CHILD CUSTODY UNDER HINDU LAW:
Under the Hindu Minority and Guardianship Act, 1956, the custody of all youngsters below the age of five years is given to the mother. The custody of boys and unwed daughters is given to the daddy. Custody of illegitimate youngsters is given to the mother initial and so the daddy whereas the guardianship of a married woman is given to her husband. The Hindu Minority and Guardianship Act, 1956 exists harmonic with the Guardians and Wards Act, 1890.
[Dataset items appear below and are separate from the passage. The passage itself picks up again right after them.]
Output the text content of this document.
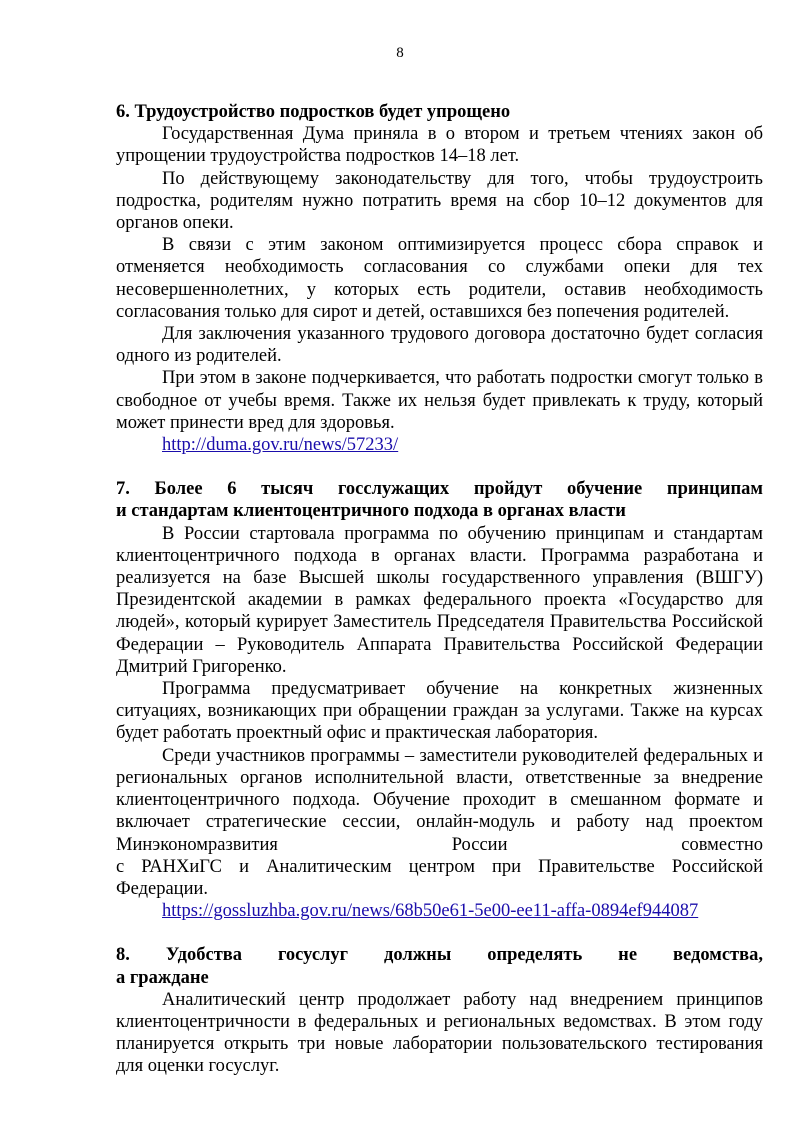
8
6. Трудоустройство подростков будет упрощено

Государственная Дума приняла в о втором и третьем чтениях закон об упрощении трудоустройства подростков 14–18 лет.

По действующему законодательству для того, чтобы трудоустроить подростка, родителям нужно потратить время на сбор 10–12 документов для органов опеки.

В связи с этим законом оптимизируется процесс сбора справок и отменяется необходимость согласования со службами опеки для тех несовершеннолетних, у которых есть родители, оставив необходимость согласования только для сирот и детей, оставшихся без попечения родителей.

Для заключения указанного трудового договора достаточно будет согласия одного из родителей.

При этом в законе подчеркивается, что работать подростки смогут только в свободное от учебы время. Также их нельзя будет привлекать к труду, который может принести вред для здоровья.

http://duma.gov.ru/news/57233/
7. Более 6 тысяч госслужащих пройдут обучение принципам
и стандартам клиентоцентричного подхода в органах власти

В России стартовала программа по обучению принципам и стандартам клиентоцентричного подхода в органах власти. Программа разработана и реализуется на базе Высшей школы государственного управления (ВШГУ) Президентской академии в рамках федерального проекта «Государство для людей», который курирует Заместитель Председателя Правительства Российской Федерации – Руководитель Аппарата Правительства Российской Федерации Дмитрий Григоренко.

Программа предусматривает обучение на конкретных жизненных ситуациях, возникающих при обращении граждан за услугами. Также на курсах будет работать проектный офис и практическая лаборатория.

Среди участников программы – заместители руководителей федеральных и региональных органов исполнительной власти, ответственные за внедрение клиентоцентричного подхода. Обучение проходит в смешанном формате и включает стратегические сессии, онлайн-модуль и работу над проектом Минэкономразвития России совместно

с РАНХиГС и Аналитическим центром при Правительстве Российской Федерации.

https://gossluzhba.gov.ru/news/68b50e61-5e00-ee11-affa-0894ef944087
8. Удобства госуслуг должны определять не ведомства,
а граждане

Аналитический центр продолжает работу над внедрением принципов клиентоцентричности в федеральных и региональных ведомствах. В этом году планируется открыть три новые лаборатории пользовательского тестирования для оценки госуслуг.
CHILD CUSTODY UNDER MUSLIM LAW:
Under Muslim personal law, the correct to a child’s custody is given alone to a mother unless she is seen as associate degree unfit guardian. This is often referred to as the correct of hizanat and might be implemented against a person as well as the daddy.
One issue should be unbroken in mind is that the mother’s right of kid custody isn’t absolute and exists providing such right is helpful and within the interest of her youngsters. Thus, the welfare of the youngsters is at the forefront of Muslim law.
In a case involving the custody of a minor, the health of the child is the most important factor to consider. The well-being of the child is more important than any legal right, preferential right, or other right. Any court of law will give custody to whoever can show to the court that the child’s best interests are best served by them.